What about me? Nancy wanted to shout and scream after her. She was trying to look after her brother, get the shopping, go to school and clean the house and her mother did nothing but sit around all day in a daze. Pa would be furious if the house looked dirty or if his tea wasn’t to his liking, and the thought of her father in a temper made Nancy shake with fear. Terry would get a thrashing, and Ma would get a black eye … and she would be made to suffer his hateful touch again and again. Even the thought of it made her want to vomit.
It had started when Pa came back from the war. Before that he’d been a bit rough sometimes, but he had never hit any of them that Nancy could recall. When he came back and found the way Ma had changed he started to lose his temper with her and then with Terry. He’d not taken much notice of Nancy at first, but then, when she was nearly eleven, just a couple of days before her birthday, he’d entered her bedroom and found her standing there with nothing on in front of the mirror.

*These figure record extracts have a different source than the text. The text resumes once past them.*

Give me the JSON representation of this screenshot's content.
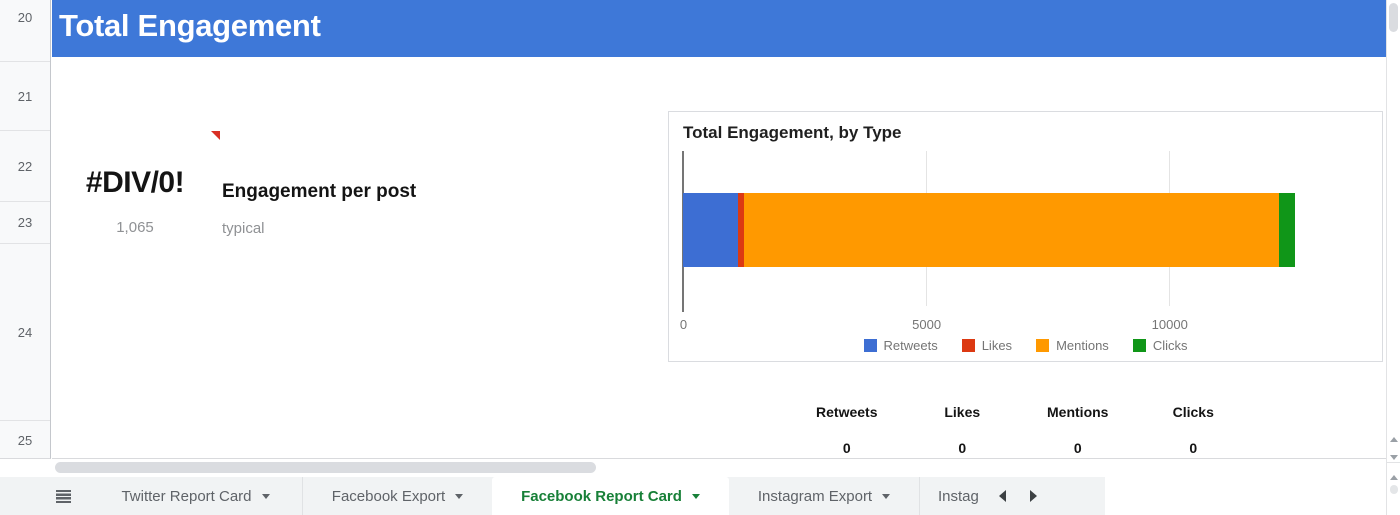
{
  "rows": {
    "numbers": [
      "20",
      "21",
      "22",
      "23",
      "24",
      "25"
    ]
  },
  "header": {
    "title": "Total Engagement",
    "bg_color": "#3e78d8"
  },
  "kpi": {
    "error_value": "#DIV/0!",
    "count": "1,065",
    "label": "Engagement per post",
    "sublabel": "typical"
  },
  "chart_data": {
    "type": "bar",
    "orientation": "horizontal",
    "stacked": true,
    "title": "Total Engagement, by Type",
    "series": [
      {
        "name": "Retweets",
        "value": 1130,
        "color": "#3d6ed3"
      },
      {
        "name": "Likes",
        "value": 125,
        "color": "#dc3912"
      },
      {
        "name": "Mentions",
        "value": 11000,
        "color": "#ff9900"
      },
      {
        "name": "Clicks",
        "value": 330,
        "color": "#109618"
      }
    ],
    "total_estimate": 12585,
    "x_axis": {
      "max": 14170,
      "ticks": [
        {
          "label": "0",
          "value": 0
        },
        {
          "label": "5000",
          "value": 5000
        },
        {
          "label": "10000",
          "value": 10000
        }
      ]
    },
    "legend_position": "bottom",
    "grid": true
  },
  "summary_table": {
    "columns": [
      {
        "header": "Retweets",
        "value": "0"
      },
      {
        "header": "Likes",
        "value": "0"
      },
      {
        "header": "Mentions",
        "value": "0"
      },
      {
        "header": "Clicks",
        "value": "0"
      }
    ]
  },
  "tab_bar": {
    "tabs": [
      {
        "label": "Twitter Report Card",
        "active": false
      },
      {
        "label": "Facebook Export",
        "active": false
      },
      {
        "label": "Facebook Report Card",
        "active": true
      },
      {
        "label": "Instagram Export",
        "active": false
      },
      {
        "label": "Instag",
        "active": false
      }
    ],
    "active_color": "#188038"
  }
}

Nancy had wanted to see if she had breasts yet. Her friend Janice was only three months older and she’d started to have breasts, but Nancy could see only a slight rounding and she was staring at herself in disappointment when Pa walked in.
‘What are you doing, girl?’
‘I was just going to have a wash …’ Nancy grabbed a towel and covered herself, not liking the way Pa was staring at her. ‘Let me get dressed, Pa.’
‘No need for silliness, girlie,’ he said, a little smile curving his mouth. ‘I hadn’t realised what a big girl you’re getting … almost a little lady, aren’t you?’ He’d moved closer to her, reaching out to pat her bottom as she scampered to the bed to grab her underclothes and pull them on. ‘You don’t have to be shy with me, Nance. I’m your father. It’s all right for me to look at you like this … and to touch you, see. It wouldn’t be right for you to let a stranger see you naked, but I’m your dear old pa and you know I wouldn’t hurt you … not you …’
‘Go away, Pa!’
‘All right, I’ll go but I shall come back soon. You’re nearly old enough to know what it’s all about. I’ll teach you things, sweet, secret things – and if you’re good I’ll buy you something nice. What would you like? Sweets or some ribbons for your hair?’
‘I don’t want anything …’
Nancy had known ins
tinctively that it wasn’t right for Pa to look at her when she had no clothes on, and she didn’t like what he was saying or that funny way his mouth went loose and wet. It made her shudder inside. She’d been innocent then; she hadn’t realised what a beast he really was inside.
Nancy felt the acrid taste of vomit in her throat as she remembered what he’d done to her the previous night.
‘Nance …’ Terry came to her, his bread and dripping finished, the only evidence the grease on his chin. ‘What was Pa doin’ to you last night? I heard you call out and I wanted to come and stop him, but your door was locked.’
‘Nothing, love. You mustn’t come even if I scream out, all right? If you interfere, Pa will thrash you – and I don’t want you to be hurt. Please promise me you won’t do anything silly.’
Terry looked at her strangely, and for a moment his eyes seemed to glaze over. He put out his hand to touch hers.
‘I hate Pa,’ he said. ‘He hurts Ma and me – but if he’s doin’ bad things to you I’ll hurt him. I won’t let him make you cry any more, Nance. You’re the only person in the world I love – except Ma, but she don’t know I’m here much.’
‘Ma doesn’t know anything much,’ Nancy said and bent down to hug him, inhaling the boyish scent of him, soap from where she’d washed him that morning, and his own special scent; a clean decent smell, not like Pa’s … not like that salty sweet stench that he reeked of.
She wished she could take Terry and run away, somewhere they would be safe and Pa would never find them – but how would they live? She hated her father, wished that he would have an accident at work and never come home. Why hadn’t he been killed in the war like so many soldiers? Why did he have to come home and make all their lives a misery? It would have been better if one of them V2 bombs had fallen on the house and killed them all than to live this way.